Nu moet je even bedenken wie het Evangelie van Lukas heeft geschreven. Ja, zul je denken, Lukas natuurlijk. Ja, precies, maar wat was Lukas van beroep? Hij was arts. Overigens was Lukas niet één van de twaalf discipelen, dus liep hij er gewoon bij zoals er meerderen wat algemener bij liepen rondom Jezus. En juist deze Lukas beschrijft deze wonderen. Hij moet ongelofelijke dingen hebben gezien, maar je leest nergens dat hij twijfelde aan de wonderen en hij laat door alles heen overduidelijk zien dat Jezus de wonderen doet.

Wat heeft dit met Lukas gedaan? De emotie van Lukas lees je eigenlijk nergens, maar als je ziet hoe hij vol passie aan zijn tweede boek begint, het boek Handelingen, is wel duidelijk dat hij het absoluut geloofde en toeschreef aan Gods macht. Stel je nu voor dat elke arts na een wonder zou zeggen: “Hier kon ik niets meer doen, maar dit heeft God gedaan”, hoeveel hoop geef je dan als arts? Dan is ineens niets meer afhankelijk van jouw kunnen, maar is God erbij en is er bij Hem mogelijk wat bij jou niet mogelijk zou zijn. Het zou artsen nog veel maar rust geven en patiënten veel meer vertrouwen.

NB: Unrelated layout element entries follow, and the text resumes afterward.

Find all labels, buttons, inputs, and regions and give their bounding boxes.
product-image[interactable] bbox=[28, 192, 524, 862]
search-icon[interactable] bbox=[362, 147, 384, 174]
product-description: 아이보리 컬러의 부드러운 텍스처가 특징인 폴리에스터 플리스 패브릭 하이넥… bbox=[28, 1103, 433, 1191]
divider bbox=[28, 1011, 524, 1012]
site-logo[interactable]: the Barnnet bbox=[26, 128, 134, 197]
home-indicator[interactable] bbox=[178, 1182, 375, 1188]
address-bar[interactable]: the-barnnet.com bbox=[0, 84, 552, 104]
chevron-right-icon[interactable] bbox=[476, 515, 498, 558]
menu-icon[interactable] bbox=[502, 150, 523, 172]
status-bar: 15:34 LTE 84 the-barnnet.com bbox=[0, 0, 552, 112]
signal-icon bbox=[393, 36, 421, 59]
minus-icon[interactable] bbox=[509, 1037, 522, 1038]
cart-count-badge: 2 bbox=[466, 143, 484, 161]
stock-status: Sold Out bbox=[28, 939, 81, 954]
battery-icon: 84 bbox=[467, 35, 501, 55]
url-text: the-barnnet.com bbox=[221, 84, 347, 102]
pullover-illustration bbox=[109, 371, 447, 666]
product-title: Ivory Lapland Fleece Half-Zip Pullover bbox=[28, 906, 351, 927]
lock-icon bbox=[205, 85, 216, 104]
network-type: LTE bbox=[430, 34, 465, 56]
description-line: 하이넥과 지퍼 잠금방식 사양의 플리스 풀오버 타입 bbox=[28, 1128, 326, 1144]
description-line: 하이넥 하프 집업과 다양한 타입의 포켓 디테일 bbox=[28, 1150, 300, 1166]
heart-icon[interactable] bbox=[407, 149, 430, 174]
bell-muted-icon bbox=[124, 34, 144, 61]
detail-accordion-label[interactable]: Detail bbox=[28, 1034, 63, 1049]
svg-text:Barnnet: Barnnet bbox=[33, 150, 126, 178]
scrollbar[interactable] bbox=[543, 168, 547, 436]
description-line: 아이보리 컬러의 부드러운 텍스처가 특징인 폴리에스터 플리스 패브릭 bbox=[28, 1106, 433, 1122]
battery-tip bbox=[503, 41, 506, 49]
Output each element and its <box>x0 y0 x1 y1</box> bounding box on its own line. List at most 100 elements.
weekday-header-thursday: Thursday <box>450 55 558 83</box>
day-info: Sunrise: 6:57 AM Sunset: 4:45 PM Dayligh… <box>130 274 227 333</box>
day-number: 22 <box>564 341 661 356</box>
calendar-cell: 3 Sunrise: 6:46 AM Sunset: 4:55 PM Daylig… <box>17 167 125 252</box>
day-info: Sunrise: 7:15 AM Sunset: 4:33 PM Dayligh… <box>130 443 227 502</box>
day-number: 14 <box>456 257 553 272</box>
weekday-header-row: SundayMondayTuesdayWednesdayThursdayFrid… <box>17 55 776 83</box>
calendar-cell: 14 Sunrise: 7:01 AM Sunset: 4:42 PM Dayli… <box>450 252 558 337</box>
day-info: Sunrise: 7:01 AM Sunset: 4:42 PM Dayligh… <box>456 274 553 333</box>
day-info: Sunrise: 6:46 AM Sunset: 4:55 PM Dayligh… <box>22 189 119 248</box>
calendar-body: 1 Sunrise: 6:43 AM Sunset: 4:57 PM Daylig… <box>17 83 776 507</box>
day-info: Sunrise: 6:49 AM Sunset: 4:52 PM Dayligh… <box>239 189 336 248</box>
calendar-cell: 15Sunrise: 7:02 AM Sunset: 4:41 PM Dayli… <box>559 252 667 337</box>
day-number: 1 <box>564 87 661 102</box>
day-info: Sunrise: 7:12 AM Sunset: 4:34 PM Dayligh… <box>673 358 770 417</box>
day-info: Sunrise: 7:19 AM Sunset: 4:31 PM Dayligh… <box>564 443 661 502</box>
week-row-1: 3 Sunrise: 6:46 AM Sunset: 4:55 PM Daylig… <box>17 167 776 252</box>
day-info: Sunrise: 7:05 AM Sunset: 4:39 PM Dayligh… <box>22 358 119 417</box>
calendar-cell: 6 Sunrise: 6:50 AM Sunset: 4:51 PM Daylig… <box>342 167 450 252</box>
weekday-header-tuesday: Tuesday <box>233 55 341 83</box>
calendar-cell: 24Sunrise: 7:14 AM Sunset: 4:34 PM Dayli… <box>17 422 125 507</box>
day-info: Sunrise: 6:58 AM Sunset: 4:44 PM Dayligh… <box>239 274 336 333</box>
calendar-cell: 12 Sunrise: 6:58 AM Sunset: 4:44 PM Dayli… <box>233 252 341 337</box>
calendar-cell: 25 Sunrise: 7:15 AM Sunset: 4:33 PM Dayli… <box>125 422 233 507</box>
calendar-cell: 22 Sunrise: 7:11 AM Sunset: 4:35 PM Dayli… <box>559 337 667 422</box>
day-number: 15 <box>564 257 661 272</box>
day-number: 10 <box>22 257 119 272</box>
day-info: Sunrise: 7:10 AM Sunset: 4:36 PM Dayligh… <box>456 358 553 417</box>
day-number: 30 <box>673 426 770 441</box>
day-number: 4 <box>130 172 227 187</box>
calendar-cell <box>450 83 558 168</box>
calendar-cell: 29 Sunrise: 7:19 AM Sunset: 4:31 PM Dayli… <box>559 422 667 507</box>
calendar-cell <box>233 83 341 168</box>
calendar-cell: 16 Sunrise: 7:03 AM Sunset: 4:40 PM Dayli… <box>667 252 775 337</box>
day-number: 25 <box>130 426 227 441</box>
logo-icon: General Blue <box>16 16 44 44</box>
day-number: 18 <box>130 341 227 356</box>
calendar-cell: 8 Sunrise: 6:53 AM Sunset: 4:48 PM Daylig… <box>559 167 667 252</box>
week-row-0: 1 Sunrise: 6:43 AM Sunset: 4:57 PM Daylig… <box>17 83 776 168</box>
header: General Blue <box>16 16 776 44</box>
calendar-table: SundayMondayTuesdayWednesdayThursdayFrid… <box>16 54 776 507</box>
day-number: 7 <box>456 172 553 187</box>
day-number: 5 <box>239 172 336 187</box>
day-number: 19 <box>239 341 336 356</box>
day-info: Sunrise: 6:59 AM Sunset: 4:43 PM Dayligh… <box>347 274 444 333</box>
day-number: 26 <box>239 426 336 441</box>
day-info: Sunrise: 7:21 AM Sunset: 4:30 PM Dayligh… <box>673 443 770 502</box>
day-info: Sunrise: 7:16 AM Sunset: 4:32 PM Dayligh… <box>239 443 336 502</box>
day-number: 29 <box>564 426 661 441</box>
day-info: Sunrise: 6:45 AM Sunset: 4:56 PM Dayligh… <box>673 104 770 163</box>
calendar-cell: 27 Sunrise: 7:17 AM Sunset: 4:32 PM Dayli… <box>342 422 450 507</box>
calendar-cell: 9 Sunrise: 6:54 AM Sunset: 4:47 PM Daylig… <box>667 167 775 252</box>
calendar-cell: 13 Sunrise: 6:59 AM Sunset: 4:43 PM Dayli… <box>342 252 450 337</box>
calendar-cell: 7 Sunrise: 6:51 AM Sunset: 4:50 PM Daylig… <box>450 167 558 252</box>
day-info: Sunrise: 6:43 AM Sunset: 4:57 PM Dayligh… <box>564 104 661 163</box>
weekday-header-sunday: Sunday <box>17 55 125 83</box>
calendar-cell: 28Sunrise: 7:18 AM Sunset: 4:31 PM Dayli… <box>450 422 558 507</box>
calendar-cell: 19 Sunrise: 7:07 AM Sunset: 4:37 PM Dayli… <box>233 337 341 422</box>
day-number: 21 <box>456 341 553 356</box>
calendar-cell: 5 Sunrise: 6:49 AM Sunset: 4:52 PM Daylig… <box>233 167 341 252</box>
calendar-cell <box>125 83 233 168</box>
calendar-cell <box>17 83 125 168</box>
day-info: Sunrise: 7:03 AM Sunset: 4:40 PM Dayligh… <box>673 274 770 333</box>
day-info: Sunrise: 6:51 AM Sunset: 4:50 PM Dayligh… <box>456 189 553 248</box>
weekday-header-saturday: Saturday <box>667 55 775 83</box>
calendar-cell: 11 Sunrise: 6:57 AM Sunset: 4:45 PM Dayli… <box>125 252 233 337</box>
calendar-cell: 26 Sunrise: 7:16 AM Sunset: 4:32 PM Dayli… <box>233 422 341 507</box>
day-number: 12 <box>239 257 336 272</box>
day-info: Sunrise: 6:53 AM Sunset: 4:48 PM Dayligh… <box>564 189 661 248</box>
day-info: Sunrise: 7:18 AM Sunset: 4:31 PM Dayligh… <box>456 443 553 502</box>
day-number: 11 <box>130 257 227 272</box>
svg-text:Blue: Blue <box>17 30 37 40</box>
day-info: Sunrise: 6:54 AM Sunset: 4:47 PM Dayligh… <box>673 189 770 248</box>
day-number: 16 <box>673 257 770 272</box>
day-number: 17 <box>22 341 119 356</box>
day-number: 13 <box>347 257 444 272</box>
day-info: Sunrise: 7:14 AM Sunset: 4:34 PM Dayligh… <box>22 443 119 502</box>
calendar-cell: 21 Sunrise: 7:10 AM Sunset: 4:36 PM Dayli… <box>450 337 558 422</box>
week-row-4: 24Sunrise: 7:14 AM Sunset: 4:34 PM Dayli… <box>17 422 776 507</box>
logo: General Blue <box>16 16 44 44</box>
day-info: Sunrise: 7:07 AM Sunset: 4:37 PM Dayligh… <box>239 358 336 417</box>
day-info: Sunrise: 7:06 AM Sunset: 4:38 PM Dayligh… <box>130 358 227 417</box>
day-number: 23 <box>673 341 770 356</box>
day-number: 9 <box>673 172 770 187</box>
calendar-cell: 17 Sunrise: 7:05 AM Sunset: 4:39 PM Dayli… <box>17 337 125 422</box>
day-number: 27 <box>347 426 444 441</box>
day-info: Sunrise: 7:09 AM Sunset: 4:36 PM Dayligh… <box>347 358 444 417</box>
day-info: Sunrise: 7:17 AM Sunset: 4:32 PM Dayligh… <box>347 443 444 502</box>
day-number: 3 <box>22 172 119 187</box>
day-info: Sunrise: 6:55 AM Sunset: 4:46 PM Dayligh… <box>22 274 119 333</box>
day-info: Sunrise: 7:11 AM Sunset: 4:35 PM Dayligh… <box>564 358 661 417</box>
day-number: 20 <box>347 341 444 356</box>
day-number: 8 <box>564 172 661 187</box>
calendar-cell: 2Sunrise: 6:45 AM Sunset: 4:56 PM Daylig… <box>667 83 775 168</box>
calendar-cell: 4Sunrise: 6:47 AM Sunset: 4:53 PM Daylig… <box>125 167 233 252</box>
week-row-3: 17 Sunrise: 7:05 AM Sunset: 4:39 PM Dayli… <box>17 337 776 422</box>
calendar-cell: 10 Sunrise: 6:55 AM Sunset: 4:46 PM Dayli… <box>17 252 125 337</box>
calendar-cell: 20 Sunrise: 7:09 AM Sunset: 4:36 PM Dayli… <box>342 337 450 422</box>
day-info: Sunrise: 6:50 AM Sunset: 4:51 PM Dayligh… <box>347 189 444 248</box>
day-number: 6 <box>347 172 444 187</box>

Maar dan denk je alles te hebben gehad en dan komt Jezus een dag later bij de poort van Naïn. Wat gebeurt er daar? Hij ontmoet een rouwstoet, want er is een jongen overleden. We weten niet precies hoe oud hij is geweest, we weten alleen dat hij de enigste zoon van de vrouw was en dus ook nog eens degene van wie de vrouw afhankelijk was voor haar levensonderhoud. Zeker ook omdat de man in het verhaal er niet lijkt te zijn. Deze droevige uitvaart komt Jezus tegen.

Ja, Jezus, het Leven Zelf ontmoet hier de dood. En het verdriet raakt Jezus. Hij is met innerlijke ontferming bewogen. Het diepst van Zijn bestaan trilt van emotie bij het zien van dit verdriet. Als je dan leest wat er gebeurt. Jezus zegt niet veel, Hij gaat geen gesprek aan en al helemaal geen discussie, Hij laat alleen de stoet stilstaan en dan zegt Jezus: “Ik zeg je, sta op”.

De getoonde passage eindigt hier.